Art Donaldson (Mike Faist) and his wife and coach, former tennis prodigy Tashi Duncan (Zendaya) arrive at a low-ranked tennis tournament to prepare for the US Open. Though highly ranked and successful, Art is on a losing streak and nursing several injuries while Tashi is reconsidering their relationship, professionally and romantically. However, when their former friend Patrick Zweig (Josh O'Connor) arrives at the tournament, their shared history of intense bonds and sexual rivalry comes to the surface on the tennis court...
'Challengers' is a rare treat, in that it's a movie that plays the tennis, the sex, the intensity, and the competition all at the same speed. There's a point, early on in the movie, when Josh O'Connor and Mike Faist have first met Zendaya and find themselves enamoured. "I'd let her f**k me with the racket," O'Connor remarks in a breathless trance. When the balls snap back and forth on the court, and when the dialogue ping-pongs between two of the characters, the pulsating electronic score kicks into rhythm. In 'Challengers', it doesn't matter where it's sparring on the court, off the court, in bed or in the back of a car, everyone's in competition because everything in this world is competition. It's the only thing that keeps the three main characters moving.
As you'd expect, each of the three characters are clearly distinctive in a way that makes them easy to read once the tension flies up. Josh O'Connor's Zweig is hungry and desperate, eyeing everything around him hungrily and devouring it just the same. Mike Faist's character is, by definition, calculated and efficient in contrast to O'Connor. Zendaya is planted in the middle, pulling the strings and ultimately a better player than either of them - on or off the court.

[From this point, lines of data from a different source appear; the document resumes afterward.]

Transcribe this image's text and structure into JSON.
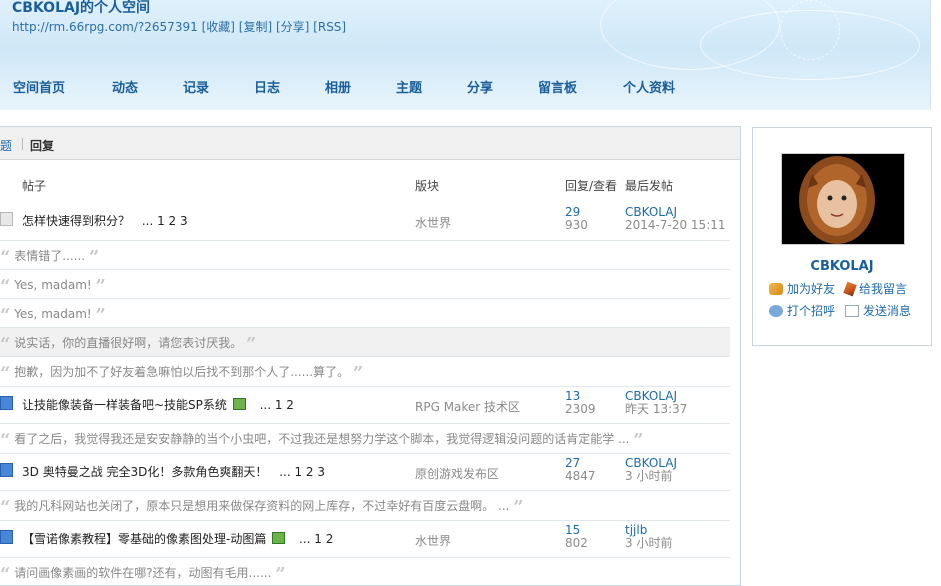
{
  "header": {
    "title": "CBKOLAJ的个人空间",
    "url": "http://rm.66rpg.com/?2657391",
    "links": [
      "[收藏]",
      "[复制]",
      "[分享]",
      "[RSS]"
    ]
  },
  "nav": [
    "空间首页",
    "动态",
    "记录",
    "日志",
    "相册",
    "主题",
    "分享",
    "留言板",
    "个人资料"
  ],
  "tabs": {
    "topic": "主题",
    "reply": "回复"
  },
  "columns": {
    "post": "帖子",
    "forum": "版块",
    "replies_views": "回复/查看",
    "last_post": "最后发帖"
  },
  "threads": [
    {
      "title": "怎样快速得到积分？",
      "pages": "... 1 2 3",
      "forum": "水世界",
      "replies": "29",
      "views": "930",
      "last_user": "CBKOLAJ",
      "last_time": "2014-7-20 15:11"
    },
    {
      "title": "让技能像装备一样装备吧~技能SP系统",
      "pages": "... 1 2",
      "forum": "RPG Maker 技术区",
      "replies": "13",
      "views": "2309",
      "last_user": "CBKOLAJ",
      "last_time": "昨天 13:37"
    },
    {
      "title": "3D 奥特曼之战 完全3D化！多款角色爽翻天！",
      "pages": "... 1 2 3",
      "forum": "原创游戏发布区",
      "replies": "27",
      "views": "4847",
      "last_user": "CBKOLAJ",
      "last_time": "3 小时前"
    },
    {
      "title": "【雪诺像素教程】零基础的像素图处理-动图篇",
      "pages": "... 1 2",
      "forum": "水世界",
      "replies": "15",
      "views": "802",
      "last_user": "tjjlb",
      "last_time": "3 小时前"
    }
  ],
  "quotes": [
    "表情错了......",
    "Yes, madam!",
    "Yes, madam!",
    "说实话，你的直播很好啊，请您表讨厌我。",
    "抱歉，因为加不了好友着急嘛怕以后找不到那个人了......算了。",
    "看了之后，我觉得我还是安安静静的当个小虫吧，不过我还是想努力学这个脚本，我觉得逻辑没问题的话肯定能学 ...",
    "我的凡科网站也关闭了，原本只是想用来做保存资料的网上库存，不过幸好有百度云盘啊。 ...",
    "请问画像素画的软件在哪?还有，动图有毛用......"
  ],
  "sidebar": {
    "username": "CBKOLAJ",
    "add_friend": "加为好友",
    "leave_message": "给我留言",
    "greet": "打个招呼",
    "send_message": "发送消息"
  }
}
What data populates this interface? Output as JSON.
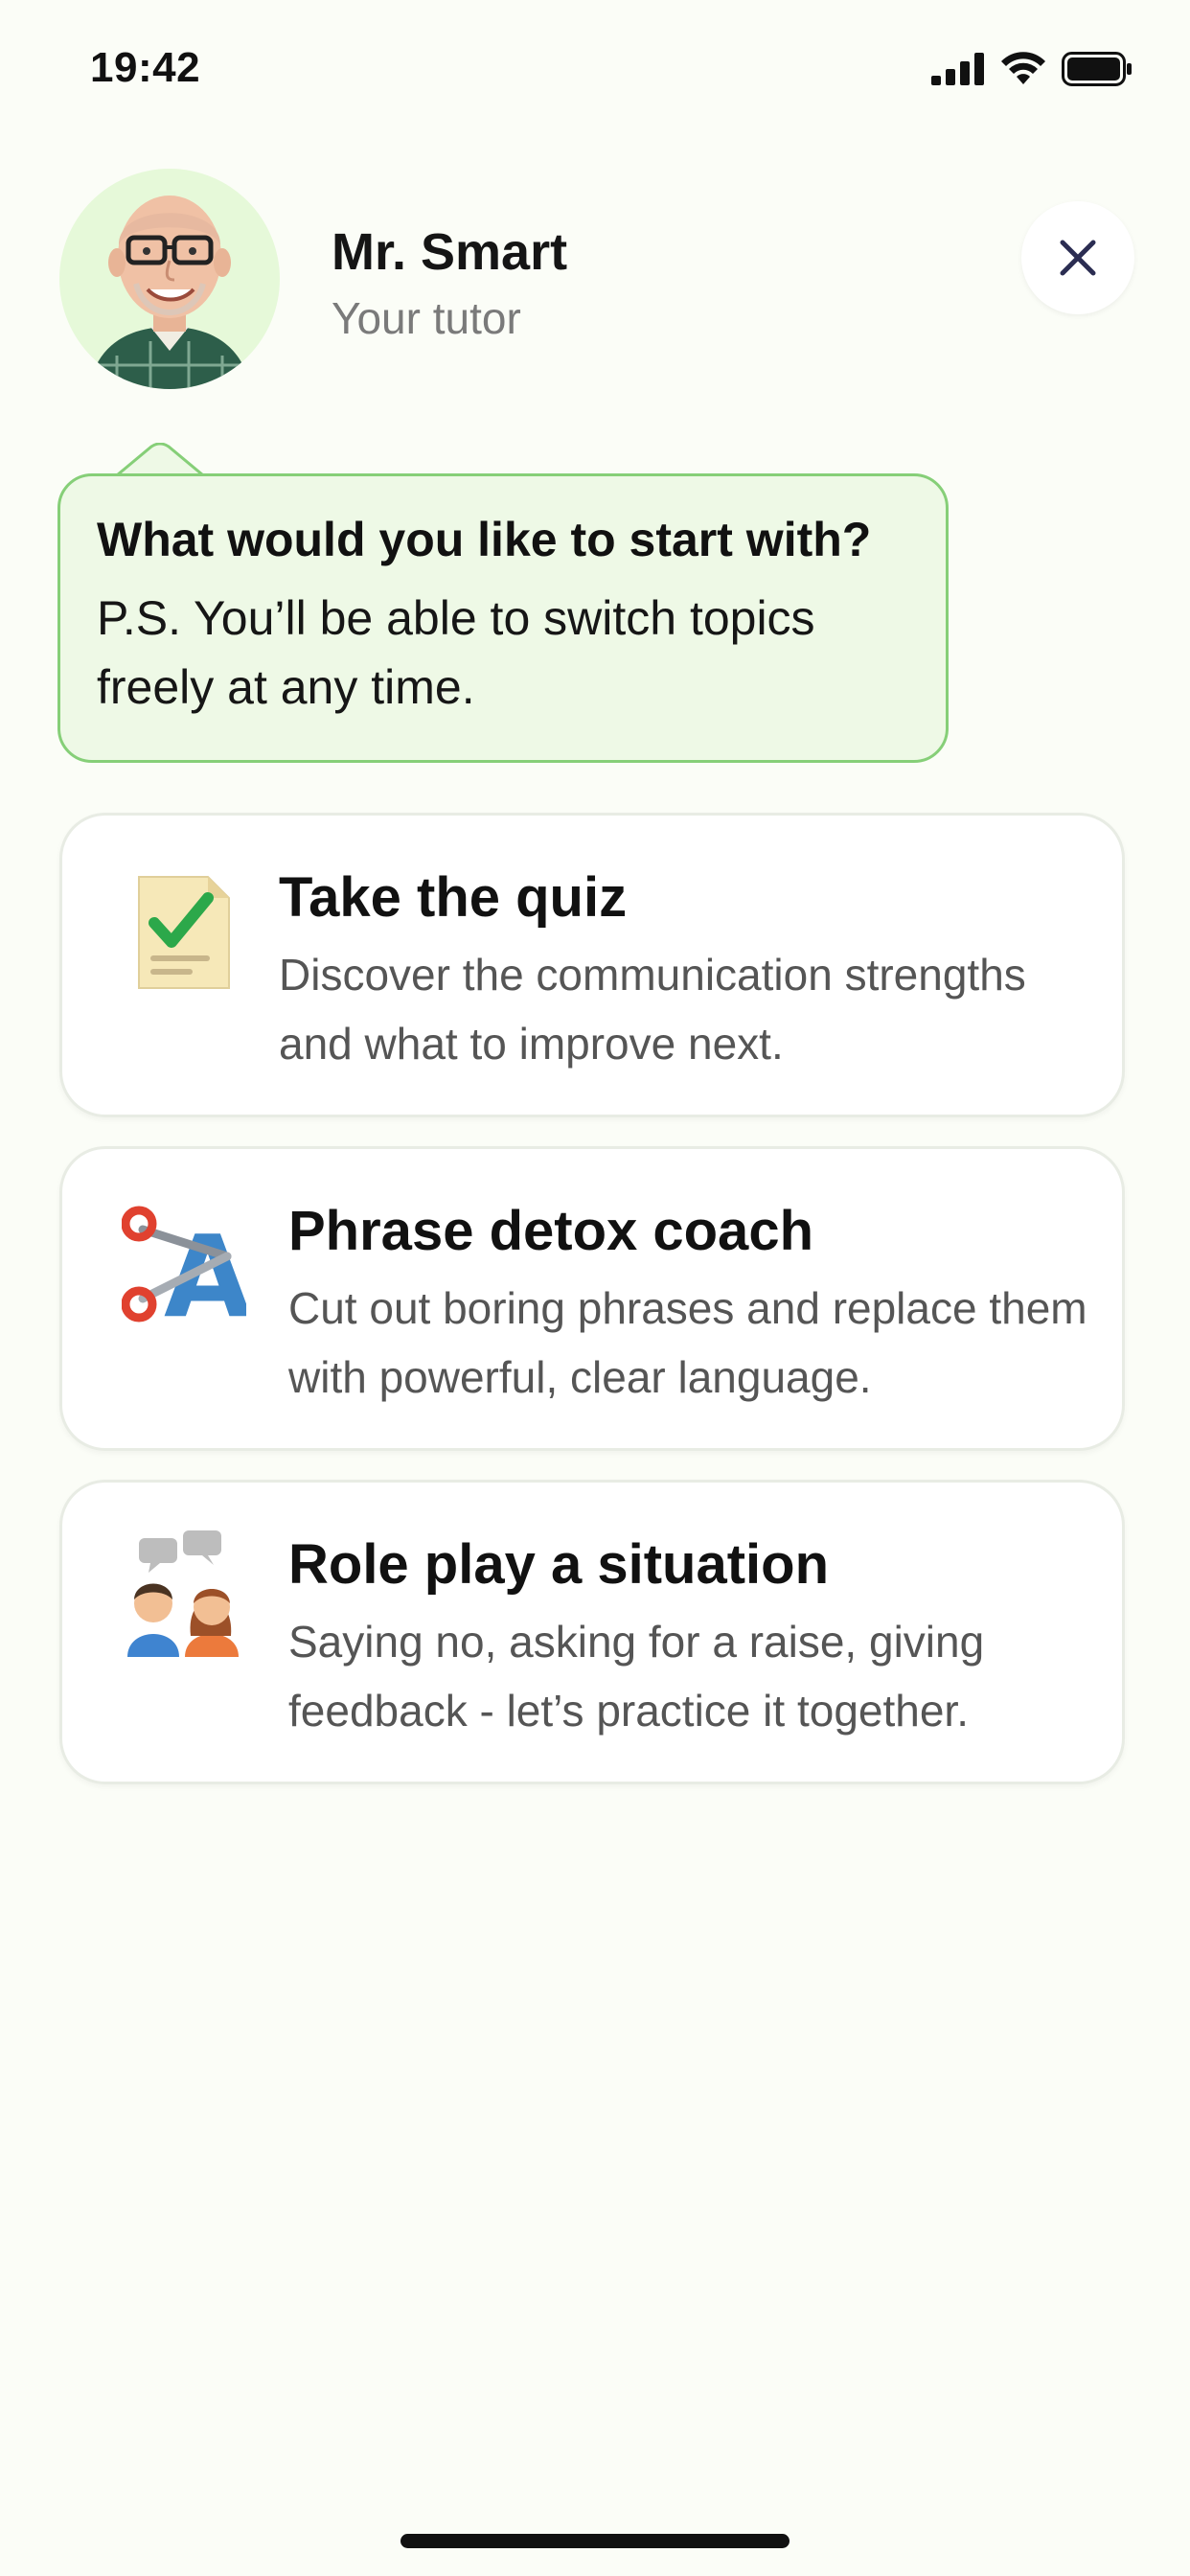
{
  "status_bar": {
    "time": "19:42"
  },
  "tutor": {
    "name": "Mr. Smart",
    "role": "Your tutor"
  },
  "bubble": {
    "title": "What would you like to start with?",
    "text": "P.S. You’ll be able to switch topics freely at any time."
  },
  "options": [
    {
      "title": "Take the quiz",
      "description": "Discover the communication strengths and what to improve next.",
      "icon": "quiz-document-icon"
    },
    {
      "title": "Phrase detox coach",
      "description": "Cut out boring phrases and replace them with powerful, clear language.",
      "icon": "scissors-letter-icon"
    },
    {
      "title": "Role play a situation",
      "description": "Saying no, asking for a raise, giving feedback - let’s practice it together.",
      "icon": "people-talking-icon"
    }
  ],
  "colors": {
    "background": "#fbfdf7",
    "bubble_fill": "#eef9e6",
    "bubble_border": "#86cf78",
    "close_icon": "#2b2d52"
  }
}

Much of 'Challengers' is in how Zendaya's character is able to skilfully manipulate them, not just to being the best at what they do, but almost being the best against themselves. It's as though she's playing both sides of herself through them, having them battle it out on court and off court for her affection, when it's never entirely clear who she's drawn to at any given point.
In the hands of a lesser director, 'Challengers' would probably be much less opaque and far more conventional. Yet with Luca Guadagino, it's all deliberate. There is a clear commitment to making these characters sharp and the momentum of their eventual confrontation charges the whole thing. The colours are charged and vital, the cinematography captures the physicality like it's a dance sequence, and the score by Trent Reznor and Atticus Ross shoots it to life. Stylish erotic thrillers like 'Challengers' only come (no pun intended) along every so often, and when they're here, it's a wonder why we don't see more of them. The reason is simple - it's perilously easy to make unforced errors (pun intended) with them, often resulting in exploitative or derivative works that are neither thrilling nor titillating. 'Challengers' sets the bar for the modern iteration, blending an intelligent script from Justin Kuritzkes, talented actors firing on all cylinders, and a director willing to go the distance with all of it.